MINOT, N.D. — Earlier this week a hundred or so deeply misguided souls rallied at the state capitol in favor of legislation, House Bill 1323, which bans state and local government from implementing a mask mandate.
And yes, it is a ban on state and local mandates. State law, and long-standing court precedent, prevent local governments from implementing penalties more severe than state penalties. If the state is barred from implementing a mask mandate, so our local governments, except for the sort of “mandate” that has no real consequences attached.
Which, of course, is no mandate at all.
The bill is the cloyingly stupid conception of Bastiat Caucus lawmaker Rep. Jeff Hoverson, R-Minot, and I’m surprised it passed.
Unfortunately, it did.
As we all know, legislatures often make stupid laws.
Thankfully, our system of government has checks and balances. The bill needs Gov. Doug Burgum’s signature, and he shouldn’t give it.
In fact, he should veto this nonsense. The legislature is unlikely to override a veto. Doing so requires a 2/3’s majority vote and this stinker got just 50 of 94 votes in the House, and just 30 of 47 in the Senate.
Majorities, yes, and a sad commentary on the degree of erudition present in those chambers, but not enough to overturn a veto.
Burgum doesn’t have the bill in front of him just yet — there are some differences between the versions of the bill passed by the House and Senate so a reconciliation process will need to square them up — but he’ll probably get it eventually.
When he does, I hope he throws the bill in the trash. Figuratively and literally.
What’s frustrating is that the people who rallied for this bill — a noisy minority, I believe — are wrapping their cause in the cloaks of liberty. As if something as simple and inexpensive as wearing a mask during the outbreak of an airborne virus like COVID-19 were akin to sending people to the gulags.
These people rant about our military veterans and our founding fathers and the freedoms they fought for as if a mask mandate were in any way comparable to the privations of freedom they fought to overturn.
Even if you believe that masks were ineffective for the COVID-19 outbreak — which you shouldn’t because it isn’t true — this law wouldn’t just apply to the present situation. It would apply to any future public health emergency, denying our elected leaders and public health officials a tool they can use to keep our communities safe.
Truth be told, mask mandates never should have been necessary. Rational people should have chosen to wear masks because all available evidence suggests they help, and even if they don’t, what does wearing them really cost us?
Unfortunately, mandates were necessary, because we live in a society where people would rather listen to ranting Facebook demagogues than someone with a medical degree and training in epidemiology.
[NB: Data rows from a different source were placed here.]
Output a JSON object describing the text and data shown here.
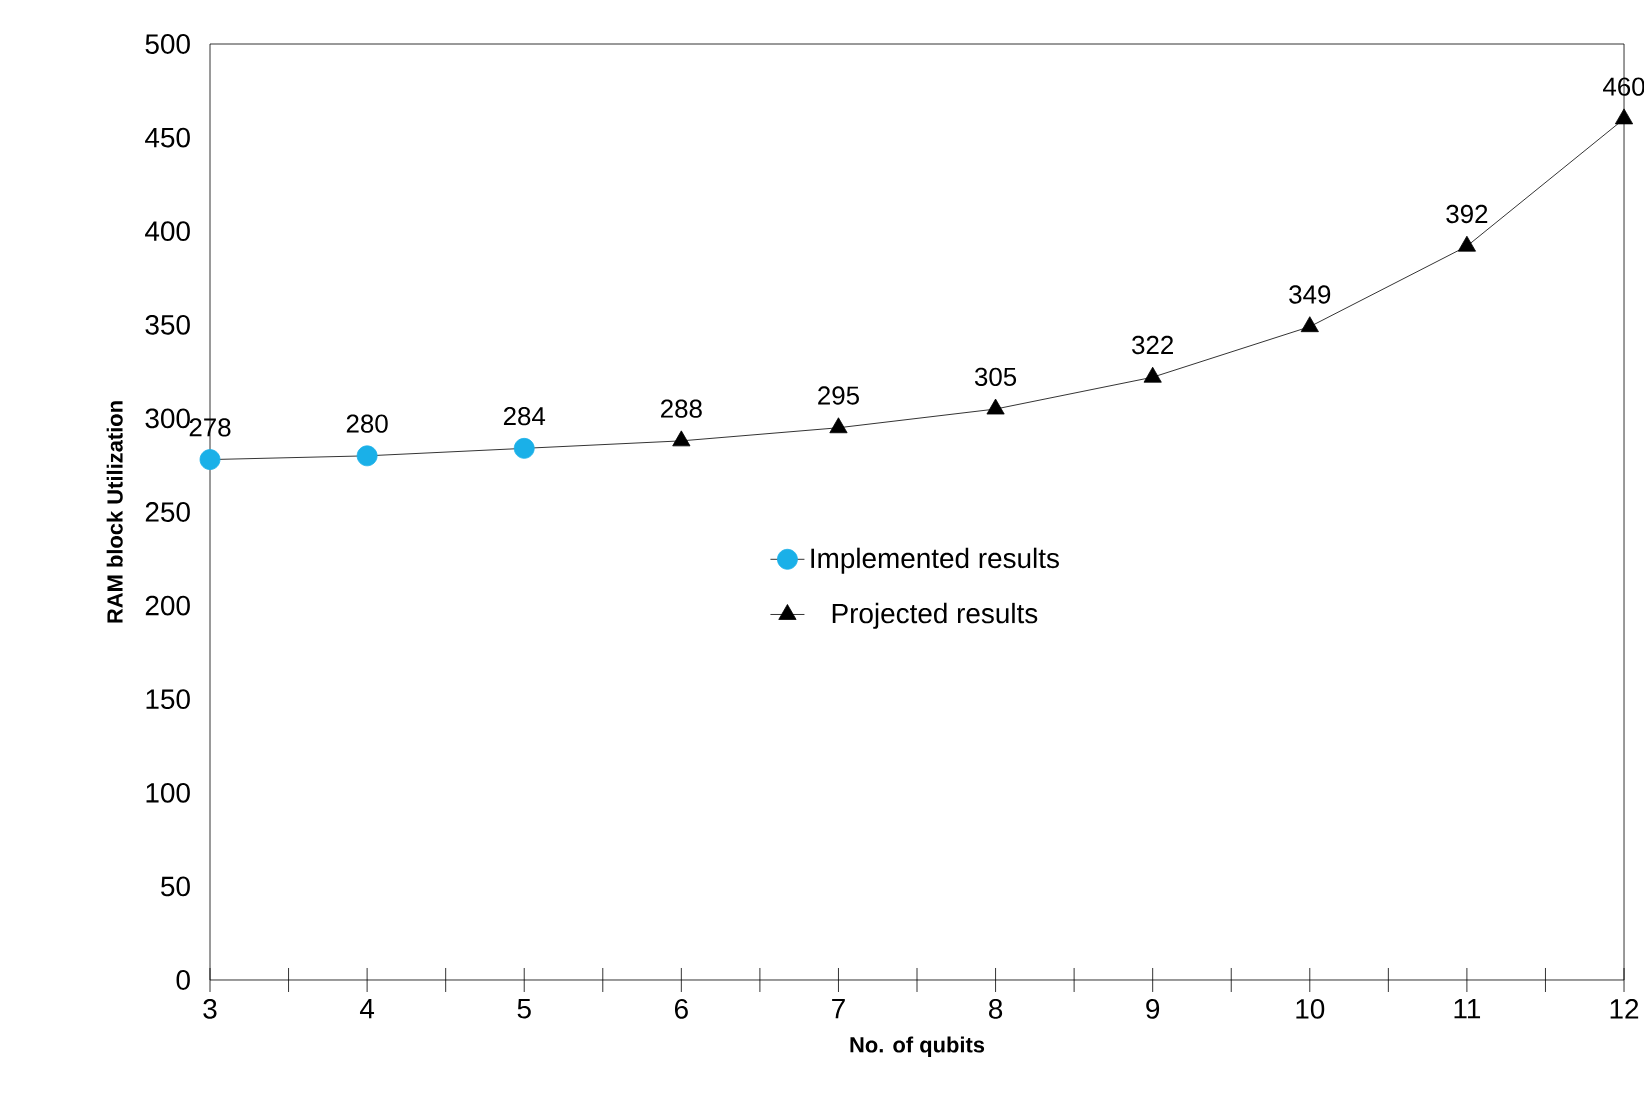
{
  "chart_data": {
    "type": "line",
    "xlabel": "No. of qubits",
    "ylabel": "RAM block  Utilization",
    "xlim": [
      3,
      12
    ],
    "xticks": [
      3,
      4,
      5,
      6,
      7,
      8,
      9,
      10,
      11,
      12
    ],
    "ylim": [
      0,
      500
    ],
    "yticks": [
      0,
      50,
      100,
      150,
      200,
      250,
      300,
      350,
      400,
      450,
      500
    ],
    "grid": false,
    "legend": "center",
    "data_labels": true,
    "line_style": "solid",
    "series": [
      {
        "name": "Implemented results",
        "color": "#1ab0e8",
        "marker": "circle",
        "x": [
          3,
          4,
          5
        ],
        "values": [
          278,
          280,
          284
        ]
      },
      {
        "name": "Projected results",
        "color": "#000000",
        "marker": "triangle",
        "x": [
          6,
          7,
          8,
          9,
          10,
          11,
          12
        ],
        "values": [
          288,
          295,
          305,
          322,
          349,
          392,
          460
        ]
      }
    ]
  }
}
One of the great challenges of our modern society is how to protect ourselves from the overweening whims of populist politics, fueled as they are by social media. That’s a problem bigger than this idiotic campaign to be free … of perfectly reasonable and effective public health policy, but big problems grow from tiny seeds.
Burgum can, and should, kill this seed before it germinates, and he needn’t worry about the political repercussions because, again, the people pushing this balderdash are not anything approaching a political majority.